Since 2010, lead blood levels were consistently higher during the months of July, August and September specifically in kids living within the city. In 2014 and 2015, levels rose about 50 percent higher. The city’s water supply was switched in 2014.
“This pattern of routinely peaking in the third quarter each year, as it normally does in urban areas, is mainly because of drier weather where there’s more dust from contaminated soil in the air,” Sadler said. “The bigger increase in 2014 and 2015 reflects the onset of elevated water lead levels.”
Sadler, who assisted lead authors Mark Laidlaw and Andrew Ball from Royal Melbourne Institute of Technology, or RMIT University, in Australia by mapping out soil lead levels in and around the city, said the findings help bring better context to the problem in Flint.
“Typically, wealthier populations are able to buffer themselves from these issues because they live outside the more urban areas, so the brunt of the problem falls on the disadvantaged,” he said. “It's important to note that nearly all Flint soils are well below the EPA threshold, but the locations that are problematic tend to be the lower income areas where people are already struggling to survive.”
Sadler, along with other organizations such as Edible Flint, have been working to address the issue for many years by advocating and making people aware what areas are of concern through soil sampling.
“Even though methods like this have been in place for several years and lead exposure is way down from 50 years ago, the problem is still pervasive,” Sadler said. “It’s not as simple as just removing lead paint from houses or changing the chemistry of a water source.
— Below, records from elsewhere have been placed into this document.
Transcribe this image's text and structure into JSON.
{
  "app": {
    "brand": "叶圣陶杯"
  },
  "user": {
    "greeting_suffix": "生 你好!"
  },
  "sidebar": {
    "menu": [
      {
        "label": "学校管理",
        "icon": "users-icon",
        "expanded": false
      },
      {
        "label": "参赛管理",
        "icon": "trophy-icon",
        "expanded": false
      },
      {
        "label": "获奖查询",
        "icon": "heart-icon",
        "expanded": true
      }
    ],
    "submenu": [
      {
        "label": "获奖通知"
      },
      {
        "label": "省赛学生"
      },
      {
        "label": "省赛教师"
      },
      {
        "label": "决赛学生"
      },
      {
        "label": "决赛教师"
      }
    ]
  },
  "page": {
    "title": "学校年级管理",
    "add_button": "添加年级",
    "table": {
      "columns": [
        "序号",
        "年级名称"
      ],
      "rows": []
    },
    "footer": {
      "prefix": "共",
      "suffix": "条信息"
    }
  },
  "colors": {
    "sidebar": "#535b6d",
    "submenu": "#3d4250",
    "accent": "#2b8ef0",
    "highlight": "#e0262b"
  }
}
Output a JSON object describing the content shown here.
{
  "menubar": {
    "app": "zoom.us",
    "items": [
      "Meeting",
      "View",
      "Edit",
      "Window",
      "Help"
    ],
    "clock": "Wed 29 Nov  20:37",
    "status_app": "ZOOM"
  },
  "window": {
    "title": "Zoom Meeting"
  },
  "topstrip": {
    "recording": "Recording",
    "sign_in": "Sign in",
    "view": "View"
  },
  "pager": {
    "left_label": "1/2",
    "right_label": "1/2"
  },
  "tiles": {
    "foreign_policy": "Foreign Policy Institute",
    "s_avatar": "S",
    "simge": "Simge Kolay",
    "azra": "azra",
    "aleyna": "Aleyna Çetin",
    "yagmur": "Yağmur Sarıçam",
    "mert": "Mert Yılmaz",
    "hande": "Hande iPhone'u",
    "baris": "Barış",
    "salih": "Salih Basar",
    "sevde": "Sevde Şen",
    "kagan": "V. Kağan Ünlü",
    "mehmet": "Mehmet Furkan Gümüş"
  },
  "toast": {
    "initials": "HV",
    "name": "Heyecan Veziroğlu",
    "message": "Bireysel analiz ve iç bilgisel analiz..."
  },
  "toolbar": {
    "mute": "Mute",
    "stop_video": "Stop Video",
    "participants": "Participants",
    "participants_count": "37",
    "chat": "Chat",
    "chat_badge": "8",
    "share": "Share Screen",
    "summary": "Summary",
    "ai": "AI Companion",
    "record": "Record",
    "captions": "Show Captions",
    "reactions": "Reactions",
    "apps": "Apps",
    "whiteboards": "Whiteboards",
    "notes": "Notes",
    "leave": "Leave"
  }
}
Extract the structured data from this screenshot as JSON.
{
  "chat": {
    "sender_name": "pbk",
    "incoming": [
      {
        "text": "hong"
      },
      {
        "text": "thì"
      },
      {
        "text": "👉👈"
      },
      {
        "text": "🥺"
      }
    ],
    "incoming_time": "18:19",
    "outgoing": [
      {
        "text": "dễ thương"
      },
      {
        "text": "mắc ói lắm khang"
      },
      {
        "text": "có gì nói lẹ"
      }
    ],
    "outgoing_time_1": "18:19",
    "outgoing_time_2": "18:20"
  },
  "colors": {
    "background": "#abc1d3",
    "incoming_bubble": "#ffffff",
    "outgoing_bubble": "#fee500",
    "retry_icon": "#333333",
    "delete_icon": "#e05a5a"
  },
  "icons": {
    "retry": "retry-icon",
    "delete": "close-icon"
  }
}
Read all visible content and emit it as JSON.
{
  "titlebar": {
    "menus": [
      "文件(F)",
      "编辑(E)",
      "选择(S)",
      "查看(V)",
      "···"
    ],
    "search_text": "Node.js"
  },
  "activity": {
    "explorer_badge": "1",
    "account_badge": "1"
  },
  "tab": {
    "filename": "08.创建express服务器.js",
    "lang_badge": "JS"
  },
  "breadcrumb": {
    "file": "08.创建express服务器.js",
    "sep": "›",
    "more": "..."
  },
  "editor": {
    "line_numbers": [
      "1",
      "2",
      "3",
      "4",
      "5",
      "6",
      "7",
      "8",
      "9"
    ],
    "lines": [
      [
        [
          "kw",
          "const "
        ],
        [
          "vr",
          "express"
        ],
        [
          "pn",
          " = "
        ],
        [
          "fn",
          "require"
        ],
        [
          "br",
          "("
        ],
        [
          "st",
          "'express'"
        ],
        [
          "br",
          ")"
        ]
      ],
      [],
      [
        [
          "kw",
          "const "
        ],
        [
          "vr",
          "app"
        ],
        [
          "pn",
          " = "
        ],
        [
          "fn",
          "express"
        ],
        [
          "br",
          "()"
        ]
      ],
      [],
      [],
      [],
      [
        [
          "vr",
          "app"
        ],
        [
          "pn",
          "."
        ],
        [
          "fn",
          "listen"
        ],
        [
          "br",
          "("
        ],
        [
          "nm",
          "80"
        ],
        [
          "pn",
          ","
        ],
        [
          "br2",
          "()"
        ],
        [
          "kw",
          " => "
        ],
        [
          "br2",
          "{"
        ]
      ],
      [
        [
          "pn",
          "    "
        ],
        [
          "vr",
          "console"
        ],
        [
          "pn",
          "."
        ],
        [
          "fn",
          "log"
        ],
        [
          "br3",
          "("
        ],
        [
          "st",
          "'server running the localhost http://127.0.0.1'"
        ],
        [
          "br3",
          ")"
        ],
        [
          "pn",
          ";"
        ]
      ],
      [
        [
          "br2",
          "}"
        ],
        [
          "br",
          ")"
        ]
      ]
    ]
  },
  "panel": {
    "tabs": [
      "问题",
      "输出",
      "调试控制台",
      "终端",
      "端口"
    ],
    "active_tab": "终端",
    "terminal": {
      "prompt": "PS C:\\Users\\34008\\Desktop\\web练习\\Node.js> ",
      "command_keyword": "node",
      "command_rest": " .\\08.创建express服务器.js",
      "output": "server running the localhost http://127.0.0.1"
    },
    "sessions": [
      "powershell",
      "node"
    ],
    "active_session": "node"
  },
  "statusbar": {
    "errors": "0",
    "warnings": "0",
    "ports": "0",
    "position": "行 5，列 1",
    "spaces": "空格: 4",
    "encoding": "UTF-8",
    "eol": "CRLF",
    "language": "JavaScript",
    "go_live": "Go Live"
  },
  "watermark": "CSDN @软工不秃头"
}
It’s a big job.”
Sadler indicated that the problem now becomes more about political will.
“It’s going to take a lot longer than the five years some political leaders have promised to remove all the sources of lead in the environment,” Sadler said. “We could be looking at more like 20 to 25 years. And it’s important that our government leaders don’t turn a blind eye and forget about these other environmental issues once the water situation has been cleared up.”
Gabriel Filippelli, Indiana University, along with Christopher Gonzales and Howard Mielke, Tulane University School of Medicine, were also part of the research team.